O kampach sie nie wypowiem oprócz tego że sporo ich widziałem - bo w tym roku wyjątkowo byliśmy w apartamencie.
Ceny - koszt gowny to dojazd - to jednak cholernie daleko-na szczęście mam auto na gaz bo jak miałbył płacić 1,3 euro za litr pb to bym zbankrutował.
Sycylia tym sie różni od HR że oprócz dosłownie kilku miejsc (Taoromina, Etna, Agrigento czy Siracusy) jest stworzona dla Włochów i pod Włochów. Czyli w ciągu dnia otwarte jedynie bary z kawą, piwem, lodami i przekaskami. Życie zaczyna sie po 19-ej a raczej po 20-ej. Jak chcesz wcześniej zjeść pizze to musisz sobie ją sam zrobić
Ceny - w marketach przystępne - zdecydowanie tańsza niż w PL i HR woda mineralna i wino czyli podstawa
warto wziąć z PL rzeczy kanapkowe są tam droższe. Warzywa na podobnym poziomie - choć wybór miejscowych rarytasów spory i jak wiadomo warzywa na południu mają smakn w odróżnieniu od naszych marketowych. Bardzo tanie makarony i wszelkie sosy do nich.

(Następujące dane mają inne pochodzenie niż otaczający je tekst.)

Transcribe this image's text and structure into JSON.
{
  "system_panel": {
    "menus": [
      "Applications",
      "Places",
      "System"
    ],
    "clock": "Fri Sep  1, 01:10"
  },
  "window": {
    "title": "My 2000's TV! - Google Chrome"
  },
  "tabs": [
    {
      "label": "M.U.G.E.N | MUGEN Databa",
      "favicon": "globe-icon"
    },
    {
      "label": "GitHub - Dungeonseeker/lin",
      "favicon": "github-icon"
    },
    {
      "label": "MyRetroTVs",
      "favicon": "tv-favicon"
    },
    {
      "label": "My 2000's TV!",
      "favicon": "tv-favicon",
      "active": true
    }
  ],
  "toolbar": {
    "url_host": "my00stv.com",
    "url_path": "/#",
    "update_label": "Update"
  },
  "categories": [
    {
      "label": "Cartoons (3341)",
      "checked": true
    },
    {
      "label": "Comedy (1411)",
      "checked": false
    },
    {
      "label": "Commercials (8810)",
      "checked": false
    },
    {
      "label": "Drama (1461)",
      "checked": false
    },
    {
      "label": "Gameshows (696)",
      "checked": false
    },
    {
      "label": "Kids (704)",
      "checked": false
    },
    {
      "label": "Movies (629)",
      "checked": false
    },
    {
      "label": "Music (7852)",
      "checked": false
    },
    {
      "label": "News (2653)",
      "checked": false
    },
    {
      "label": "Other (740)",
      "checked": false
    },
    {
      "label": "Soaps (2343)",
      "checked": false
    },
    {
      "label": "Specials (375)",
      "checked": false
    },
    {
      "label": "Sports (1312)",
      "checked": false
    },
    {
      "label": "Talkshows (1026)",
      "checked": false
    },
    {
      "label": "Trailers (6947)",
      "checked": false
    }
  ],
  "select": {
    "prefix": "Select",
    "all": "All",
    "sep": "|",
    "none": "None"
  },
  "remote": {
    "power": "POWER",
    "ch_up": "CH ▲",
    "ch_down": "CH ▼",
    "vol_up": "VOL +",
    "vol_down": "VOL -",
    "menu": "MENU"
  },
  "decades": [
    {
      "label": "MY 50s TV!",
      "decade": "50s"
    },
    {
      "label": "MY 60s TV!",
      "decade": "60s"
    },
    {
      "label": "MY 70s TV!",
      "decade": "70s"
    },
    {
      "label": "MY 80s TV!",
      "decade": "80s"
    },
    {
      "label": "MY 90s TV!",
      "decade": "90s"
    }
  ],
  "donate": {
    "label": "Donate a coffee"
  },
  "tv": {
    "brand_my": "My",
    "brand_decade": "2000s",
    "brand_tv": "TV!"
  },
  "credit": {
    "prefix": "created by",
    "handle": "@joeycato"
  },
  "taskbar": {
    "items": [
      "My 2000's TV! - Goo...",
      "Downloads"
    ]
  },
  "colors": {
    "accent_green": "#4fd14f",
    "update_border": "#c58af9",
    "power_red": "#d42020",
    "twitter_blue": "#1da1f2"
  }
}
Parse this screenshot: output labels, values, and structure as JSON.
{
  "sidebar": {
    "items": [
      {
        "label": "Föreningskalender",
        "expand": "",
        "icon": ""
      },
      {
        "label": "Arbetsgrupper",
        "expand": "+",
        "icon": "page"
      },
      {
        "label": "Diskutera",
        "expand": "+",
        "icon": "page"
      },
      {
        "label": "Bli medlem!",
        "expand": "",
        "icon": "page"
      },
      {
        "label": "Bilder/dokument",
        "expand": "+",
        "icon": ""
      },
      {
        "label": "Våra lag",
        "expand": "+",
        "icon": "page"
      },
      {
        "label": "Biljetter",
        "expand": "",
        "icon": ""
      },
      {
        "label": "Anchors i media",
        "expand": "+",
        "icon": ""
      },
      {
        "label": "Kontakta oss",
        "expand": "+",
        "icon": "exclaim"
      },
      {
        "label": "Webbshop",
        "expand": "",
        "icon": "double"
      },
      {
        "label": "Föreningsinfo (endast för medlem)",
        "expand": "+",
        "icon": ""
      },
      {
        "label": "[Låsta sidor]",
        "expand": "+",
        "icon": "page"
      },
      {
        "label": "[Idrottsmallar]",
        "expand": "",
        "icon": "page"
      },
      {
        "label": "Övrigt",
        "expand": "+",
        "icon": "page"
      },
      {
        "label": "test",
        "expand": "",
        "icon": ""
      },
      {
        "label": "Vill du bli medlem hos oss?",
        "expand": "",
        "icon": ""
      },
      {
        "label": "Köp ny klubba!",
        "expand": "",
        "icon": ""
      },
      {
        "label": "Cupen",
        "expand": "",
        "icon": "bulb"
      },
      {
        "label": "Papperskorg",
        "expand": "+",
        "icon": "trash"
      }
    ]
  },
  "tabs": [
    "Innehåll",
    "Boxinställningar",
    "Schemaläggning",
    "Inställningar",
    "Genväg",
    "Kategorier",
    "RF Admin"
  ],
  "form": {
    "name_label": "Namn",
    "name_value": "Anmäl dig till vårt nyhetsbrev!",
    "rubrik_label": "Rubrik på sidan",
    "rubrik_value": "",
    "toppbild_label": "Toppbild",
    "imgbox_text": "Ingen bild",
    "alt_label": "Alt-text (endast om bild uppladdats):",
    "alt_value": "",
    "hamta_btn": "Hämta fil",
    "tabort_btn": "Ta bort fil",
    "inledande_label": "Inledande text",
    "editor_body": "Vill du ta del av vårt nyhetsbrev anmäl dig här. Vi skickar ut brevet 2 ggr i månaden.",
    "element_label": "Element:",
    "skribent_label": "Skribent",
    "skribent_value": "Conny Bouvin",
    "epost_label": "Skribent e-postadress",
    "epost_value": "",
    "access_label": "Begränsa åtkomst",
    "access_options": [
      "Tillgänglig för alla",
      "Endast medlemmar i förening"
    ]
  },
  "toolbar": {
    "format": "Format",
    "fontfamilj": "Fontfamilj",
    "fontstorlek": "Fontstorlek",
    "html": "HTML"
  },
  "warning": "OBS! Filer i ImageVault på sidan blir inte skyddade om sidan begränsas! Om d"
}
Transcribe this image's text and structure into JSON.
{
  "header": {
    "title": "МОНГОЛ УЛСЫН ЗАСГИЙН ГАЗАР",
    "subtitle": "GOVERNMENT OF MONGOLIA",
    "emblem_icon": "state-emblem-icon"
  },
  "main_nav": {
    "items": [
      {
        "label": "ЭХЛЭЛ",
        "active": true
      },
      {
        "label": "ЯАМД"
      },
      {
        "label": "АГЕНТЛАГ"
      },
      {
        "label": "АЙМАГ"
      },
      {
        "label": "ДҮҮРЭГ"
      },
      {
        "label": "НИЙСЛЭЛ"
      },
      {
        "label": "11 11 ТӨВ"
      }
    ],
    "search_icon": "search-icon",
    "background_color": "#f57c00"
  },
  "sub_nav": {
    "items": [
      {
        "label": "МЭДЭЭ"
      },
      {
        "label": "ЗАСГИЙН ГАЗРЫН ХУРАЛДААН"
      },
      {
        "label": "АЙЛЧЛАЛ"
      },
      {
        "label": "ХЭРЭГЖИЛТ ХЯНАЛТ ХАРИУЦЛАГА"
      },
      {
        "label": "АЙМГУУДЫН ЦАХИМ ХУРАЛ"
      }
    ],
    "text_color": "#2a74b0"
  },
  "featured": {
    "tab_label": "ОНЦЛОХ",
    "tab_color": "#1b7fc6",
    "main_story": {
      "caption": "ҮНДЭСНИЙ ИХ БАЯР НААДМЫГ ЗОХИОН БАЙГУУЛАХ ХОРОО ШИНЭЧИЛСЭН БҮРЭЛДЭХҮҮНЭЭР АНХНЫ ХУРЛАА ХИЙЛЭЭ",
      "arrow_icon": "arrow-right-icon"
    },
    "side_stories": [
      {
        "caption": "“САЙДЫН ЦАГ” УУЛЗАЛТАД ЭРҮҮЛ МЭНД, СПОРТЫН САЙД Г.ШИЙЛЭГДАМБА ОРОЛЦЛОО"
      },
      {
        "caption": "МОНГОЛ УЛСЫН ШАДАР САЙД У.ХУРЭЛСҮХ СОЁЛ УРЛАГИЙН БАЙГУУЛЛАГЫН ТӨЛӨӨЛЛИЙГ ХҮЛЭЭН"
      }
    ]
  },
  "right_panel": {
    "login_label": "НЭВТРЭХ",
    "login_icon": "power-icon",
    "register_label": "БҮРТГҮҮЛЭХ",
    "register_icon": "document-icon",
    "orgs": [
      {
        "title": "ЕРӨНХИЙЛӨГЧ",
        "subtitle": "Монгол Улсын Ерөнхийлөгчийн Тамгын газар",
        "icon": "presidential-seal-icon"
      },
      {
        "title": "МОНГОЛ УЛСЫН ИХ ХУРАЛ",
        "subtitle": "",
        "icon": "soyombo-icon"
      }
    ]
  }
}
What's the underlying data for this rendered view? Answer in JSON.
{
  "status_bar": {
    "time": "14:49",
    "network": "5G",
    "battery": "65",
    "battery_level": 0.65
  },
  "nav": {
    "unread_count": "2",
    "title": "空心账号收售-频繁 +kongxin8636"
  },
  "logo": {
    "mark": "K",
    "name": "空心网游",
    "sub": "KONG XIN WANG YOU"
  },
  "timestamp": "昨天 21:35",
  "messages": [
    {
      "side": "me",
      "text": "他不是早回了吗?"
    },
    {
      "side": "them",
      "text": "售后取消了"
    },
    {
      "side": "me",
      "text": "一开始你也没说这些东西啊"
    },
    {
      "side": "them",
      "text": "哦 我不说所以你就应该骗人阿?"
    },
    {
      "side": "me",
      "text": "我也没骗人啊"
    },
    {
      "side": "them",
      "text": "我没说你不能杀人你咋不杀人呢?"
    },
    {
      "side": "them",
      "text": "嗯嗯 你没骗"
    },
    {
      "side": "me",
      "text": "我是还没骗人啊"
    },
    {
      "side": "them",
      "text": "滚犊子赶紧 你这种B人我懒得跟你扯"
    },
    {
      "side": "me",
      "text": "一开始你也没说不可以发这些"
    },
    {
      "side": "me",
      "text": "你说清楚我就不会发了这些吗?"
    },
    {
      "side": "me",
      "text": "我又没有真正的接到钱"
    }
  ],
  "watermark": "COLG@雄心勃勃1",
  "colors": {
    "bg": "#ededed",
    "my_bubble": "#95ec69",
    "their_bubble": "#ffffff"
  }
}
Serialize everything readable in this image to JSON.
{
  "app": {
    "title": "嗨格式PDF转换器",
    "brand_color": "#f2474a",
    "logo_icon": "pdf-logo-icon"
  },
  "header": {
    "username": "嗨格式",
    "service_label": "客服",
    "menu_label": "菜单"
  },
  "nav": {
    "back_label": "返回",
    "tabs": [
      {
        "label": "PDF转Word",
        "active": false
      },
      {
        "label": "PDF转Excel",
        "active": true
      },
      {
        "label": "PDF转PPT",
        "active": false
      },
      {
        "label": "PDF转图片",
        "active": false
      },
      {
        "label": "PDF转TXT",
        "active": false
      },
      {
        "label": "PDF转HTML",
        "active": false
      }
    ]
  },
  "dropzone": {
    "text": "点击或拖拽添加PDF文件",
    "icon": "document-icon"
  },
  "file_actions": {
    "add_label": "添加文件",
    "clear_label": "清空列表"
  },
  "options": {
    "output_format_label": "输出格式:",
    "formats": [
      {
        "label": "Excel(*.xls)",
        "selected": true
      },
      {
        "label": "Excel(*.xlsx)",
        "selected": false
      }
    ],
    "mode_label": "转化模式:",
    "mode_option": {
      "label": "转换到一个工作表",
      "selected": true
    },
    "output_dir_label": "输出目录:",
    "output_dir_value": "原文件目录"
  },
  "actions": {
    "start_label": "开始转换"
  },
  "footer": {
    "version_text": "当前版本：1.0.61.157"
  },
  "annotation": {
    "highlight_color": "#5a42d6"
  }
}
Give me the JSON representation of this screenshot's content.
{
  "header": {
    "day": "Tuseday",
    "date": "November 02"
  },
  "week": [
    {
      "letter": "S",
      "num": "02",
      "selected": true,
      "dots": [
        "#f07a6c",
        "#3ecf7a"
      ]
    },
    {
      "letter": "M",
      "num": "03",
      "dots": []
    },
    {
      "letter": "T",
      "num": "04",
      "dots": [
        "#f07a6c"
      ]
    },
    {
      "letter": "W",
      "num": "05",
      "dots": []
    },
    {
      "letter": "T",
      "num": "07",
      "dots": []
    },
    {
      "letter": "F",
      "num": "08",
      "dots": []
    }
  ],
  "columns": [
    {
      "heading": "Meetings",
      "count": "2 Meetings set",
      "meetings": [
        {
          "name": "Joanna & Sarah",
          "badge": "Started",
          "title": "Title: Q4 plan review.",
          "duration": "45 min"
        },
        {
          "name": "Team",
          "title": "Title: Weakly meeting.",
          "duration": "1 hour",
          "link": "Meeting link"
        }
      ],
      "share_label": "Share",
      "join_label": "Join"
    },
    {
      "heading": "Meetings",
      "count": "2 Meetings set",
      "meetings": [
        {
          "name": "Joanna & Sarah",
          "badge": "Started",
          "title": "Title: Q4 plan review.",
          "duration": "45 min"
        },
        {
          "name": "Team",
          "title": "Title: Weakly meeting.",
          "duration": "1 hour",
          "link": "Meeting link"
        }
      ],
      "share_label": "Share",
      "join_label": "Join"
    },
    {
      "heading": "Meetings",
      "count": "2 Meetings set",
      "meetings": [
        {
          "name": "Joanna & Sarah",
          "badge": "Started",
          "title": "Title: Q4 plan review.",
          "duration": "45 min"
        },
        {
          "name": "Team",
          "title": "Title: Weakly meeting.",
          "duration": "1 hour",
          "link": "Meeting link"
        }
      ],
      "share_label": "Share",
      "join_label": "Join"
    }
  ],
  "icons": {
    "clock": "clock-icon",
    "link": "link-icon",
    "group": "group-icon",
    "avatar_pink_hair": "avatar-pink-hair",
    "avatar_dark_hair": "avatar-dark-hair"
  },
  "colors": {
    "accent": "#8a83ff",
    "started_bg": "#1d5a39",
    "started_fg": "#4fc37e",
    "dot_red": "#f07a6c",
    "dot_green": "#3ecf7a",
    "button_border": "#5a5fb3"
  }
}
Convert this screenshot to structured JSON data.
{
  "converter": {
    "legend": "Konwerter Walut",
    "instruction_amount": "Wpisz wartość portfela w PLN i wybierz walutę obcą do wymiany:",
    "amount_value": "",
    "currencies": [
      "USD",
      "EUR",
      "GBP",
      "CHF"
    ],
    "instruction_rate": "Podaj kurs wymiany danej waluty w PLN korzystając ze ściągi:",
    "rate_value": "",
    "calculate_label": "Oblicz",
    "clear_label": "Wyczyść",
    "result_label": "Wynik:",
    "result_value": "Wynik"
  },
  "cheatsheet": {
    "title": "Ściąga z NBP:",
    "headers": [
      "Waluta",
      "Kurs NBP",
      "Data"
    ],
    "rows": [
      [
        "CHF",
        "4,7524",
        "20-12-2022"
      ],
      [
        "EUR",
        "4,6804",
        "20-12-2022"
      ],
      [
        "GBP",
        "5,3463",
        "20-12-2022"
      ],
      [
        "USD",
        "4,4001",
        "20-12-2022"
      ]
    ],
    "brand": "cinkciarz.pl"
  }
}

Upały ogromne ale duże zróżnicowanie-generalnie najgoręcej jest na poł-wsch czyli tam gdzie byliśmy
Z powodów chyba pradów morskich są śmieszne sytuacje z różnicami temeperatur - u nas było np. 38 pojechaliśmy 20 km na plażę za przylądkiem capo Passero przy Pozallo a tam 28
Generalnie bez klimy ani rusz
Woda w morzu cieeeeeeeplutka-czyatłem gdzieś że wody wokół Sycylii jak na prawie Afrykę są chłodne ale się nie spprawdziło.
Parkowanie na ulicach w Syrakuzie, Palermo Ragusie 50 centów za godzinę (w Rzymie już 1 ojro).
Gaz po 0,65, PB 1,3 ON 1,2.
Krajobrazy niesamowite - wyspa jest ogromnie zróżnicowana. niezapomniane wrażenia to wejście na Etnę ( u góry też ciepło przewodniki kłamią
) dolina światyń w Agrigento, Wąwóz Cava Grande i kąpiel na kaskadach, jazda samochodem po Palermo
:D:D.
Rozczarowanie - tylko jedno małe amfiteatr grecki w Syrakuzach - pozasłąniany rusztowaniami i ławkami dla widzów. Ciężko znaleźć tam ducha dawnych czasów.
To tyle na gorąco - jak jeszcze dziś chcesz wiedzieć co więcej to pisz, bedę miał chwilkę po południu.